Un des plus pittoresques spectacles que l'on puisse imaginer est celui qu'offre en ce moment la mer du Nord et cela sur une très vaste étendue: à Ostende, notamment.
Devant la digue, à l'entrée du port, les glaçons se sont accumulés, depuis les froids de ces derniers temps, sur une surface énorme, sans se souder cependant.
Avant d'être venus échouer dans ces parages, ils ont été roulés par les cours d'eau qui aboutissent à la mer et dont la glace a été brisée. Presque tous sont couverts de neige, malgré le mouvement continuel dont ils sont agités. L'eau sous cette couche de glaçons a une couleur indéfinissable, mais qui parait sale par un effet de contraste avec la blancheur éblouissante de la neige. A deux ou trois cents mètres de la côte, le champ de glaçons s'arrête brusquement et la mer apparaît libre.
Mais ce qu'il y a de plus curieux encore et de plus saisissant, c'est la vue du vapeur anglais Asthon, qui se trouve pris dans ces glaçons tandis qu'à quelques mètres de lui, sur la mer libre, les chaloupes de pêche naviguent toutes voiles dehors.
1,500 FRANCS DE RENTE
A l'Hôtel-de-Ville. C'est un des gros guichets de souscription; ceux-là seuls qui peuvent acheter 1.500 francs de rentes, et au-dessus, passeront par ce guichet; une pancarte suspendue tout près de là ne laisse aucun doute à ce sujet.
Or, 1,500 francs de rentes représentent un capital de 16,225 francs, exigeant un versement immédiat de 7,500 francs, à raison de 15 francs pour 3 francs de rentes. En outre, à la répartition, qui devait se faire et qui a eu lieu en effet sauf liquidation ultérieure, quarante-huit heures après, nouvelle somme de 7,500 francs à verser. En tout, 15,000 francs.

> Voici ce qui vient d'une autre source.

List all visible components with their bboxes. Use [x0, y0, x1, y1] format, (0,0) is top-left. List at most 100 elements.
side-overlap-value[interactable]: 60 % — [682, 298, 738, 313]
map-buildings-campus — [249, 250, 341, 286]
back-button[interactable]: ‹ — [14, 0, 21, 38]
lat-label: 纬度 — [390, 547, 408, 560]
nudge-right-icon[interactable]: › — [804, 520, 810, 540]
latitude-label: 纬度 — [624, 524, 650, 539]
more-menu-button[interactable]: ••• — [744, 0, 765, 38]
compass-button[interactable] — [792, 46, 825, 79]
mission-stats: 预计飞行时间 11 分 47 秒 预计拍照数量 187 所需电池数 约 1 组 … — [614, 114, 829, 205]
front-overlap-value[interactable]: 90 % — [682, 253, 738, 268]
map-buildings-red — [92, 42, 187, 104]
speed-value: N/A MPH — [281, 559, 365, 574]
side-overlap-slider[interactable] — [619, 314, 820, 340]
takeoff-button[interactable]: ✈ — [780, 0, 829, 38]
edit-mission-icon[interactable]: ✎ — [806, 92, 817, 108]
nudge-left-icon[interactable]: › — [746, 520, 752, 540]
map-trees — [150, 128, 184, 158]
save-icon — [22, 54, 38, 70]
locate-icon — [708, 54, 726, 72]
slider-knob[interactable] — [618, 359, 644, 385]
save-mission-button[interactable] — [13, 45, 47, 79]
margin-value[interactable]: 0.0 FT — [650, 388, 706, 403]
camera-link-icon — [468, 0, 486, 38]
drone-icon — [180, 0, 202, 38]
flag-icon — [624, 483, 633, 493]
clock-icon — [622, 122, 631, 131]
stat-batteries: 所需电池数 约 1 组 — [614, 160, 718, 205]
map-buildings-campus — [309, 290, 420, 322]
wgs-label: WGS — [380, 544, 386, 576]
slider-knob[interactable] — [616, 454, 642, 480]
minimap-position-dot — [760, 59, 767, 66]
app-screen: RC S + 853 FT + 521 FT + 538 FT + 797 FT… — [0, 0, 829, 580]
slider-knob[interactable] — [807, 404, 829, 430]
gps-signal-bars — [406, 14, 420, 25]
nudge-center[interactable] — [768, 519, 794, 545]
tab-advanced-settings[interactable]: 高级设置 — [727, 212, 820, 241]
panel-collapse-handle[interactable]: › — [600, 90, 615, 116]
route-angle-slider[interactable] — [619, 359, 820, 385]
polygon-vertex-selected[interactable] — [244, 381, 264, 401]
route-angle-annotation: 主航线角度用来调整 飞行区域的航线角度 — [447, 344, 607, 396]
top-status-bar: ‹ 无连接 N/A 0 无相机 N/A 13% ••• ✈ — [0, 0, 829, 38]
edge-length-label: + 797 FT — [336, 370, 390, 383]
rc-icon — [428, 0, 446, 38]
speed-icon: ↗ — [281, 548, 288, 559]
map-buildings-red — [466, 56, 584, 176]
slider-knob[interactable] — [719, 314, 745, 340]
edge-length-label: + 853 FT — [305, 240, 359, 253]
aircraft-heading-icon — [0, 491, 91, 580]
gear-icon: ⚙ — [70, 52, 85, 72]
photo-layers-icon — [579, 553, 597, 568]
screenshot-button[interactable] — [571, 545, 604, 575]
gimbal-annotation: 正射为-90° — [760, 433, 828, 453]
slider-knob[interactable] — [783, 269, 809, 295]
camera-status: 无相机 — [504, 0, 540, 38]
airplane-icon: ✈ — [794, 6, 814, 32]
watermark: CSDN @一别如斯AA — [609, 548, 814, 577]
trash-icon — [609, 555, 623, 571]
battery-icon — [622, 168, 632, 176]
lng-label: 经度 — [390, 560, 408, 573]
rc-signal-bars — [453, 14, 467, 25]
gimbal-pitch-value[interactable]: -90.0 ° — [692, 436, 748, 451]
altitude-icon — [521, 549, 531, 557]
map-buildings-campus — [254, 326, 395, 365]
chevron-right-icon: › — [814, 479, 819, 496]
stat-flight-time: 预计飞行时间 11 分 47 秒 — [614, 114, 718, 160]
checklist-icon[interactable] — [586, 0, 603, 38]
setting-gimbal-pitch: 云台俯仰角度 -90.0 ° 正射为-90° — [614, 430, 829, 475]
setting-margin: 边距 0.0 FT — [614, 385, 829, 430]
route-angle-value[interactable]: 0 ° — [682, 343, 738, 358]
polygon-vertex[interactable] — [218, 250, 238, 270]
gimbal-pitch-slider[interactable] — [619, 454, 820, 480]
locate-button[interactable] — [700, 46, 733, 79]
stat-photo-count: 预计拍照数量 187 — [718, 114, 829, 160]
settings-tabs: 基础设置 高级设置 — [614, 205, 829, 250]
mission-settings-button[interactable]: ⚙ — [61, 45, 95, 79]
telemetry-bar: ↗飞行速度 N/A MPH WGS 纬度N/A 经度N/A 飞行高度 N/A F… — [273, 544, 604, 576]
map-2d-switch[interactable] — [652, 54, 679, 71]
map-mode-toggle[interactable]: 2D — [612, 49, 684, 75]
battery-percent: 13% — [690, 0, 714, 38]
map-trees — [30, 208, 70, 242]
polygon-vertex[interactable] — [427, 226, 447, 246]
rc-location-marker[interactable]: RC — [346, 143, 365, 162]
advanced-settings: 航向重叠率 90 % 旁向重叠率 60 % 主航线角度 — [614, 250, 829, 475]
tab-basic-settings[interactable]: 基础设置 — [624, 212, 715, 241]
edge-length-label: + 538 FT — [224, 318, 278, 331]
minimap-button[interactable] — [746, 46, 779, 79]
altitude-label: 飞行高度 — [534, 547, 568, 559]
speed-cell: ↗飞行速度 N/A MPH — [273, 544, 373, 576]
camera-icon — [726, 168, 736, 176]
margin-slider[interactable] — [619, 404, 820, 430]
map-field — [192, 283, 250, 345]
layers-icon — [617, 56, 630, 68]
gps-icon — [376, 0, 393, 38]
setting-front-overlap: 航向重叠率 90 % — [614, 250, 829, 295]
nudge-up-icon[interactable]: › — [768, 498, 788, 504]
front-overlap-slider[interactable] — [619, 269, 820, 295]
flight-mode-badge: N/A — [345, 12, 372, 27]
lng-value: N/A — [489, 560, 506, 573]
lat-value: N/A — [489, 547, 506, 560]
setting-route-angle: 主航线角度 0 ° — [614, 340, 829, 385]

Les personnages loqueteux qui figurent dans notre dessin n' ont vraiment pas l'air de capitalistes capables de débourser 15,000 francs en si peu de temps. Pourtant, ils sont là, au meilleur rang. Arrivés longtemps avant la première lueur de l'aube, ils attendent. Qu'attendent-ils? L'ouverture du bienheureux guichet? Non pas! Ils n'ont pas des 750 louis à offrir comme cela au gouvernement. Ils attendent tout simplement l'arrivée d'un vrai souscripteur, d'un souscripteur pour de bon, à qui ils vendront leur place. Car ces hommes sont des marchands de places.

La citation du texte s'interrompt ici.